Since the backdoor actually executes system commands, and isn’t just allowing authentication, it might be possible to detect this behavior via process tracking.

Usually, during logon, a new shell is created for the logging user, and runs the default shell process. However, with this backdoor, the malicious command is actually executed by the SSH daemon process, sshd, which could trigger an anomaly.

According to some analyses of the backdoor, it appears to have an environment variable kill switch. Adding the key yolAbejyiejuvnup=Evjtgvsh5okmkAvj to the system’s environment variables may disable the backdoor.

Now that we have all that out of the way, which Linux distributions were effected by this fiasco.

While serious, the impact may be limited. The problematic code is in the newer versions of xz/liblzma, so it may not be as widely deployed. Linux distributions that have not yet released the newer versions are less likely to be affected.

Red Hat: Vulnerable packages are present in Fedora 41 and Fedora Rawhide. No versions of Red Hat Enterprise Linux (RHEL) are affected. Red Hat says users should immediately stop using the affected versions until the company has had a chance to change the xz version.

SUSE: An update is available for openSUSE (Tumbleweed or MicroOS).

Debian Linux: No stable versions of the distribution are affected, but compromised packages were part of the testing, unstable, and experimental versions. Users should update xz-utils.

Kali Linux: If systems were updated between March 26 and March 29, then users should update again to get the fix. If Kali’s last update was before March 26, it is not affected by this backdoor.

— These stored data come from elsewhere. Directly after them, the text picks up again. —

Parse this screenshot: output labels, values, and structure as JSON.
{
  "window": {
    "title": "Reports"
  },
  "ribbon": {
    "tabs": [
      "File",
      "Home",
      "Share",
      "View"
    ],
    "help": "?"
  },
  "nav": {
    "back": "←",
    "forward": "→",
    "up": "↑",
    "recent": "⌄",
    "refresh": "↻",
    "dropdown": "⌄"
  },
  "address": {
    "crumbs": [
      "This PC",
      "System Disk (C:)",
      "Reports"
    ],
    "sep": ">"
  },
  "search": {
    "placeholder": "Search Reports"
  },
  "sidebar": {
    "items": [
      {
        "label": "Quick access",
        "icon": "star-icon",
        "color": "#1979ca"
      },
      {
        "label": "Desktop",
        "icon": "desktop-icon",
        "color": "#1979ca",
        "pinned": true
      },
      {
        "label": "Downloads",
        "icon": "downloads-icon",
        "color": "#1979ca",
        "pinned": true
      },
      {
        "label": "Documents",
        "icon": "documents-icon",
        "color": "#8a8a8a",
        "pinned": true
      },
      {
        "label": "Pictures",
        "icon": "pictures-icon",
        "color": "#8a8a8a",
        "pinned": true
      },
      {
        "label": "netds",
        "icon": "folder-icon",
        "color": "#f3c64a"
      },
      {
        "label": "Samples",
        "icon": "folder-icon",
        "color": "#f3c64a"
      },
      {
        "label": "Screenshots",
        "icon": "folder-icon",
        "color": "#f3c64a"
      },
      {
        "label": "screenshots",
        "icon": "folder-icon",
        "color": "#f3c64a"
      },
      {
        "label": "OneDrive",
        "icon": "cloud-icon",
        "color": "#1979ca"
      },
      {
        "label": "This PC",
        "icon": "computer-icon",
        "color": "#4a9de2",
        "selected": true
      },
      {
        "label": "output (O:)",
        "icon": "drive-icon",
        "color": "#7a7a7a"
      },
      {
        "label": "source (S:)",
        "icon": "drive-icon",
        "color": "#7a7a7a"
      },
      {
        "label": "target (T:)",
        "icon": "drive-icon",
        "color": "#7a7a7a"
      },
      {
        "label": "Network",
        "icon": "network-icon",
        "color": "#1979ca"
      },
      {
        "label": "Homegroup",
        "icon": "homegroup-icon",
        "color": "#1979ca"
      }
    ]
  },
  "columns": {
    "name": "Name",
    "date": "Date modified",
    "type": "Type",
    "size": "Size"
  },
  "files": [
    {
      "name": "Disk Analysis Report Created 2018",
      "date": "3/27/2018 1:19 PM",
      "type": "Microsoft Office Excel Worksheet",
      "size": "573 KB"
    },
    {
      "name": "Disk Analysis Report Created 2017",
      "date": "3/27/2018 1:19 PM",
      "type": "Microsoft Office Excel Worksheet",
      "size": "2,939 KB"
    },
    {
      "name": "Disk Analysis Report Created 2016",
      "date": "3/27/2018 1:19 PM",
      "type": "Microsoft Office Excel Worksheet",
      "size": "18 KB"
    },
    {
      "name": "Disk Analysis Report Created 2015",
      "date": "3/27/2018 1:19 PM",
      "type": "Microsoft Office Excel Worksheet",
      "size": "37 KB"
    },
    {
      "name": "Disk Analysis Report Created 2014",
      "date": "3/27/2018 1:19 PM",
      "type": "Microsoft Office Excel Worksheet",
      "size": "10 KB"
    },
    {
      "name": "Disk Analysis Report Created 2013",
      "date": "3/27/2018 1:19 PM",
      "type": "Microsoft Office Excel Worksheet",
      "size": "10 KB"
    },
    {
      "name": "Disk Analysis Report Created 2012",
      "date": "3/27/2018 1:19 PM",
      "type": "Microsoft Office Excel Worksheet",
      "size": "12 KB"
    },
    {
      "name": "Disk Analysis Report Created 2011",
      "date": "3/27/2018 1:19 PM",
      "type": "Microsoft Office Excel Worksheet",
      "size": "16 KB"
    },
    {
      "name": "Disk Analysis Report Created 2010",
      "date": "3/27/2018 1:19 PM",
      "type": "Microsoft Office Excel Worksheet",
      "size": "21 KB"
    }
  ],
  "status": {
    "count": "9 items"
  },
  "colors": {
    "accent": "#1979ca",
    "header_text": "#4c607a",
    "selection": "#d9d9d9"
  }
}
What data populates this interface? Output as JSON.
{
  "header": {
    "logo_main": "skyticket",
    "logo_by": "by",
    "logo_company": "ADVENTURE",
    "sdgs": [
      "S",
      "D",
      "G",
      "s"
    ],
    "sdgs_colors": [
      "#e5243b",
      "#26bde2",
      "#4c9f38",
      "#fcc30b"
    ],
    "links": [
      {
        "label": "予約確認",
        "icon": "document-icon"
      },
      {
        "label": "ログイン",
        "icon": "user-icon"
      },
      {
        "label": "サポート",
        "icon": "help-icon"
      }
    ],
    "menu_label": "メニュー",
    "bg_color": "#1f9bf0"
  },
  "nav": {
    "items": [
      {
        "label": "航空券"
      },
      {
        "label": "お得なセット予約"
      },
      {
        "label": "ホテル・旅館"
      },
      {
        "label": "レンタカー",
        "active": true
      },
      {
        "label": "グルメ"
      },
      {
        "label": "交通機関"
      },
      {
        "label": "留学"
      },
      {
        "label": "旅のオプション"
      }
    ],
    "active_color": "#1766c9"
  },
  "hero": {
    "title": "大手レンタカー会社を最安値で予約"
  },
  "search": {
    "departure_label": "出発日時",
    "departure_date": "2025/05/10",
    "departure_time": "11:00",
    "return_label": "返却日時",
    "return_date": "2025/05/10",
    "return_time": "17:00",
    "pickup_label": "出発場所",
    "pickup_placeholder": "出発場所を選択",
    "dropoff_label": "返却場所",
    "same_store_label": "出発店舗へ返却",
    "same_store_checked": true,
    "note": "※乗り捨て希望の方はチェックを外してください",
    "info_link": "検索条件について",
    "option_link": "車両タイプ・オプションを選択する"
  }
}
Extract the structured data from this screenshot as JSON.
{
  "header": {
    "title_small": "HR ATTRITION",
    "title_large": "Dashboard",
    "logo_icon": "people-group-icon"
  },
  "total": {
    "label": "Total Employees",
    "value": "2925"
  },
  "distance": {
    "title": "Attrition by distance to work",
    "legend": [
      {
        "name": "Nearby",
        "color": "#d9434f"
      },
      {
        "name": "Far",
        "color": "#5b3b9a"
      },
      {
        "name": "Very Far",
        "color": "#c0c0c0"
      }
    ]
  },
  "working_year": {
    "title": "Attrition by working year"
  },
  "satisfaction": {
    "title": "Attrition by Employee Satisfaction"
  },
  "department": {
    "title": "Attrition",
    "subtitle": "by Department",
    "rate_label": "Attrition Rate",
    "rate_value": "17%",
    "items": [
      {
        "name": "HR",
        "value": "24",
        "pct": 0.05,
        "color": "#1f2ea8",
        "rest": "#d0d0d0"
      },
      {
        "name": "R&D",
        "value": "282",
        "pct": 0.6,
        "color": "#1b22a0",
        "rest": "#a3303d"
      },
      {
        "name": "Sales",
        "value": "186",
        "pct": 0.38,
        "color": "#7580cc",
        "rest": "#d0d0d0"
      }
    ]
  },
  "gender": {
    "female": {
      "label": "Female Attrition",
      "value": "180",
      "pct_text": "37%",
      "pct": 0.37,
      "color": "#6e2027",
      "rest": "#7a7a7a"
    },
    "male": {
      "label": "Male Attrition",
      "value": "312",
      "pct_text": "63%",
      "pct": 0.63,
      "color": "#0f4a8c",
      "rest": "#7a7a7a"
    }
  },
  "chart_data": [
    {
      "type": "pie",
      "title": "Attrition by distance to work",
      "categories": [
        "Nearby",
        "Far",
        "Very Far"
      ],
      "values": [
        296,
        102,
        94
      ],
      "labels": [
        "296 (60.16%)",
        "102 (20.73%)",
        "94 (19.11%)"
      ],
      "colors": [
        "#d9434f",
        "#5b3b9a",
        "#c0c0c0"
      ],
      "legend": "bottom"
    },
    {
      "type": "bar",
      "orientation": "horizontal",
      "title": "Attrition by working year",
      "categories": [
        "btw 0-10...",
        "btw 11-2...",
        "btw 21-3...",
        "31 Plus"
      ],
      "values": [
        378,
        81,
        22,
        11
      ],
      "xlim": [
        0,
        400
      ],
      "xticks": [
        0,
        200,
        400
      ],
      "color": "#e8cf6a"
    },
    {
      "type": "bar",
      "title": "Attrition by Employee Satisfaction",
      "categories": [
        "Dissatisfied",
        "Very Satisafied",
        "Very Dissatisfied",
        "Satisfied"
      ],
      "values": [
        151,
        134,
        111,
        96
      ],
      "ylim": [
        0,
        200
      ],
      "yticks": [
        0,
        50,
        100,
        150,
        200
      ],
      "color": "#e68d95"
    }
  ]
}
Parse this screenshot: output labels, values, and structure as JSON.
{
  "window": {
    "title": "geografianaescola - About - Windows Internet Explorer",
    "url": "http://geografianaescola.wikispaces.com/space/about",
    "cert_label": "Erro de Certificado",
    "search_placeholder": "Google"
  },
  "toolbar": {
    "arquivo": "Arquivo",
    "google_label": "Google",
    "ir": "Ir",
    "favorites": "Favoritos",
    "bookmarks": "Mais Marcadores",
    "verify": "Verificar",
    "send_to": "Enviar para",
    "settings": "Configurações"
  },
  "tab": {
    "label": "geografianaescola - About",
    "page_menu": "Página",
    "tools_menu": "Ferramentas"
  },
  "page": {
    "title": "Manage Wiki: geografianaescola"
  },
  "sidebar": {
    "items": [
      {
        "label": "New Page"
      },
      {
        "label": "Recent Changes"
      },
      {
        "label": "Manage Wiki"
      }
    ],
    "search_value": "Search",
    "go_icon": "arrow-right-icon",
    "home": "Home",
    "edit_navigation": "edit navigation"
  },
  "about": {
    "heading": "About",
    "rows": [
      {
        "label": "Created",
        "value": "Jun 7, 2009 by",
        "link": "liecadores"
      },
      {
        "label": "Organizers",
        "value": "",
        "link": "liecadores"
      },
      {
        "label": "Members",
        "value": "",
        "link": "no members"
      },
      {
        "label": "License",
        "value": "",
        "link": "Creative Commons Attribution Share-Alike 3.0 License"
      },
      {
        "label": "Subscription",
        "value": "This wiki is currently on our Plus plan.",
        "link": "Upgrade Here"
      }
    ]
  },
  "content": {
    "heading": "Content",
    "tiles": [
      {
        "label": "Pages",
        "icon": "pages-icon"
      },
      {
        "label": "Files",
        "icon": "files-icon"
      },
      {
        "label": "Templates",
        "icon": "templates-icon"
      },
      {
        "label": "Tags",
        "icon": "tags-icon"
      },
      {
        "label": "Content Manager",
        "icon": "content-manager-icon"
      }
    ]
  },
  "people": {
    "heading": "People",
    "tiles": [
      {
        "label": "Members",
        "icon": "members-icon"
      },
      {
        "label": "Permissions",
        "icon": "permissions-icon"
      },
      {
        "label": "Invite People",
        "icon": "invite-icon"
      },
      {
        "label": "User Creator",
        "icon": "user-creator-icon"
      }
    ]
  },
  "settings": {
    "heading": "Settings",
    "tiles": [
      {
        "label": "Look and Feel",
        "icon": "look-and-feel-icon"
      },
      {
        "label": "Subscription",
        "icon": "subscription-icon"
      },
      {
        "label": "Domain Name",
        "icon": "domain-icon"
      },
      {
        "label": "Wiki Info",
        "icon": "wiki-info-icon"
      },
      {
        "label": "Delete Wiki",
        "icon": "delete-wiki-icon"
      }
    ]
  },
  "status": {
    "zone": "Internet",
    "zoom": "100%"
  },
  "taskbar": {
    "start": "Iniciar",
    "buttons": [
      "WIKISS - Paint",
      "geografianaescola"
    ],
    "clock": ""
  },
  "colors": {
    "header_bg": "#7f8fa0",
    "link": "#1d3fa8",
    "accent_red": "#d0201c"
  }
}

Ubuntu: One of the most popular Linux distributions is unaffected as its version of xz is the older 5.4 version. No update is required.

In the end, we can thank Andres Freund for saving the world, a developer and engineer working on Microsoft’s PostgreSQL offerings, while troubleshooting performance problems on a Debian system that he was experiencing with SSH, the most widely used protocol for remotely logging in to devices over the Internet. Specifically, SSH logins were consuming too many CPU cycles and were generating errors with valgrind, a utility for monitoring computer memory.